In line with the vision 2020, MOET aimed to establish the new industrial standard for commercial aircraft electrical system design, which will directly contribute to strengthening the competitiveness of the aeronautical industry. MOET will also contribute reducing aircraft emissions and improving operational aircraft capacity. Recent National and European research activities and state of the art commercial aircraft developments, have launched more advanced approaches for on-board energy power management systems. These benefits have also been recognised in North America where this is being given special consideration. A step change is necessary to remove current air and hydraulic engine off-takes and further increase the electrical power generation capability.
This in itself will require significant changes to current electrical generation and network techniques. After Fly by wire, the Power by Wire concept (PbW) will enhance aircraft design and use by power source rationalisation and electrical power flexibility.

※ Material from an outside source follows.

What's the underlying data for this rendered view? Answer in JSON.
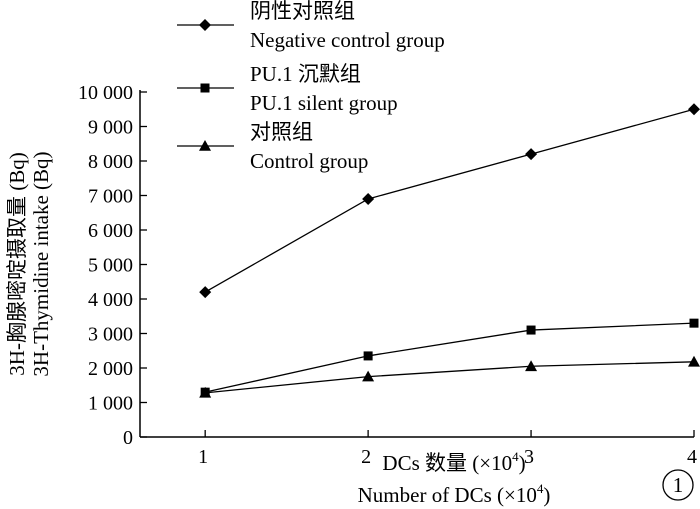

This will be achieved by developing the necessary design principles, technologies and standards.
Over a 3-year period, MOET project objectives were:
– Validate scalable electrical networks up to 1MW considering new voltages and advanced concepts including system transformation of future air, actuation and electrical systems into all electrical solutions,
– Assess the PbW concept integration at aircraft level considering a more composite environment and the interfaces with the avionics world,
– Build a design environment aiming to design and validate standardised solutions and a coherent set of platforms open to the full supply chain, in order to develop an optimised high performance PbW concept.
Lincoln:Engineering and the FP7 MAAT Advanced Airship
In addition to involvement in other work packages, from September 2011, Lincoln:Engineering will be leading the ‘Energy and Propulsive Systems’ work package.

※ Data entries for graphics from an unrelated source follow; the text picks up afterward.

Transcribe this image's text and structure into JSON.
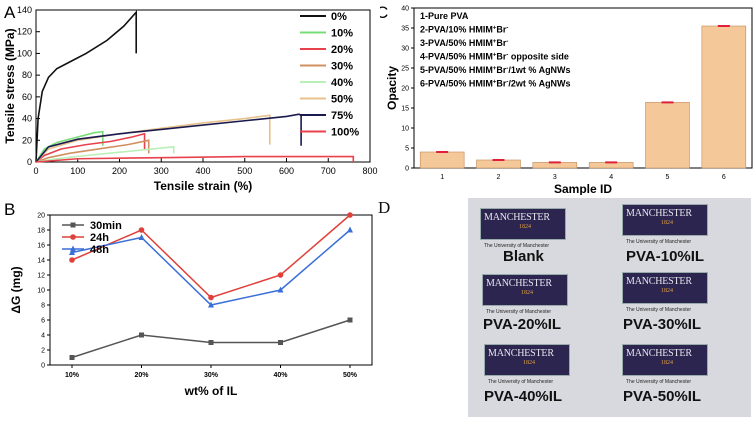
{
  "panelA": {
    "letter": "A",
    "chart_data": {
      "type": "line",
      "xlabel": "Tensile strain (%)",
      "ylabel": "Tensile stress (MPa)",
      "xlim": [
        0,
        800
      ],
      "ylim": [
        0,
        140
      ],
      "xticks": [
        0,
        100,
        200,
        300,
        400,
        500,
        600,
        700,
        800
      ],
      "yticks": [
        0,
        20,
        40,
        60,
        80,
        100,
        120,
        140
      ],
      "legend": "top-right",
      "series": [
        {
          "name": "0%",
          "color": "#111111",
          "x": [
            0,
            5,
            15,
            30,
            50,
            80,
            120,
            170,
            210,
            240,
            240
          ],
          "y": [
            0,
            40,
            65,
            78,
            86,
            92,
            100,
            112,
            125,
            138,
            100
          ]
        },
        {
          "name": "10%",
          "color": "#77dd77",
          "x": [
            0,
            20,
            50,
            100,
            140,
            160,
            160
          ],
          "y": [
            0,
            12,
            18,
            23,
            27,
            28,
            15
          ]
        },
        {
          "name": "20%",
          "color": "#e8414b",
          "x": [
            0,
            20,
            60,
            120,
            180,
            230,
            260,
            260
          ],
          "y": [
            0,
            6,
            12,
            16,
            19,
            23,
            26,
            12
          ]
        },
        {
          "name": "30%",
          "color": "#d09060",
          "x": [
            0,
            30,
            80,
            150,
            220,
            270,
            270
          ],
          "y": [
            0,
            4,
            8,
            12,
            16,
            20,
            8
          ]
        },
        {
          "name": "40%",
          "color": "#b8f0b8",
          "x": [
            0,
            50,
            120,
            200,
            280,
            330,
            330
          ],
          "y": [
            0,
            3,
            6,
            9,
            12,
            14,
            8
          ]
        },
        {
          "name": "50%",
          "color": "#e8c28a",
          "x": [
            0,
            30,
            100,
            200,
            300,
            400,
            500,
            560,
            560
          ],
          "y": [
            0,
            12,
            20,
            26,
            31,
            36,
            40,
            43,
            16
          ]
        },
        {
          "name": "75%",
          "color": "#1a1a50",
          "x": [
            0,
            30,
            100,
            200,
            300,
            400,
            500,
            600,
            630,
            635,
            635
          ],
          "y": [
            0,
            14,
            21,
            26,
            30,
            34,
            38,
            42,
            44,
            43,
            15
          ]
        },
        {
          "name": "100%",
          "color": "#e8414b",
          "x": [
            0,
            100,
            300,
            500,
            700,
            760,
            760
          ],
          "y": [
            0,
            3,
            4,
            5,
            5,
            5,
            0
          ]
        }
      ]
    }
  },
  "panelB": {
    "letter": "B",
    "chart_data": {
      "type": "line",
      "xlabel": "wt% of IL",
      "ylabel": "ΔG (mg)",
      "categories": [
        "10%",
        "20%",
        "30%",
        "40%",
        "50%"
      ],
      "ylim": [
        0,
        20
      ],
      "yticks": [
        0,
        2,
        4,
        6,
        8,
        10,
        12,
        14,
        16,
        18,
        20
      ],
      "legend": "top-left",
      "series": [
        {
          "name": "30min",
          "color": "#555555",
          "marker": "square",
          "values": [
            1,
            4,
            3,
            3,
            6
          ]
        },
        {
          "name": "24h",
          "color": "#e0403a",
          "marker": "circle",
          "values": [
            14,
            18,
            9,
            12,
            20
          ]
        },
        {
          "name": "48h",
          "color": "#3a6fd8",
          "marker": "triangle",
          "values": [
            15,
            17,
            8,
            10,
            18
          ]
        }
      ]
    }
  },
  "panelC": {
    "letter": "C",
    "chart_data": {
      "type": "bar",
      "xlabel": "Sample ID",
      "ylabel": "Opacity",
      "categories": [
        "1",
        "2",
        "3",
        "4",
        "5",
        "6"
      ],
      "values": [
        4.0,
        2.0,
        1.4,
        1.4,
        16.4,
        35.5
      ],
      "ylim": [
        0,
        40
      ],
      "yticks": [
        0,
        5,
        10,
        15,
        20,
        25,
        30,
        35,
        40
      ],
      "bar_color": "#f5c89a",
      "error_color": "#e0203a",
      "annotations": [
        {
          "text": "1-Pure PVA"
        },
        {
          "text": "2-PVA/10% HMIM",
          "sup": "+",
          "text2": "Br",
          "sup2": "-",
          "text3": ""
        },
        {
          "text": "3-PVA/50% HMIM",
          "sup": "+",
          "text2": "Br",
          "sup2": "-",
          "text3": ""
        },
        {
          "text": "4-PVA/50% HMIM",
          "sup": "+",
          "text2": "Br",
          "sup2": "-",
          "text3": " opposite side"
        },
        {
          "text": "5-PVA/50% HMIM",
          "sup": "+",
          "text2": "Br",
          "sup2": "-",
          "text3": "/1wt % AgNWs"
        },
        {
          "text": "6-PVA/50% HMIM",
          "sup": "+",
          "text2": "Br",
          "sup2": "-",
          "text3": "/2wt % AgNWs"
        }
      ]
    }
  },
  "panelD": {
    "letter": "D",
    "logo_text": "MANCHESTER",
    "logo_year": "1824",
    "university": "The University of Manchester",
    "samples": [
      "Blank",
      "PVA-10%IL",
      "PVA-20%IL",
      "PVA-30%IL",
      "PVA-40%IL",
      "PVA-50%IL"
    ]
  }
}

This Work Package is related to the fundamental energy production and propulsion system. It will analyze and define the optimal propulsion both for cruiser and feeder airships focusing on innovative systems which can overcome the traditional limitations of traditional propellers at high altitudes. The purpose of the WP3 Energy and Propulsive Systems is to produce:
- parametric dimensioning methods for of the cruiser and feeder PV (photovoltaic) roofs
- design of a thermo-physical system which control the volume and the temperature of the gas ballonets even in presence of ample thermal gradients
- design of internal energy transport and distribution systems
- design of energy storage system (electrolytic hydrogen and oxygen) and conversion by fuel cells
- optimal propulsive systems design of cruiser and feeder, both for their common operative autonomous missions and for their integration inside the MAAT modular cruiser system.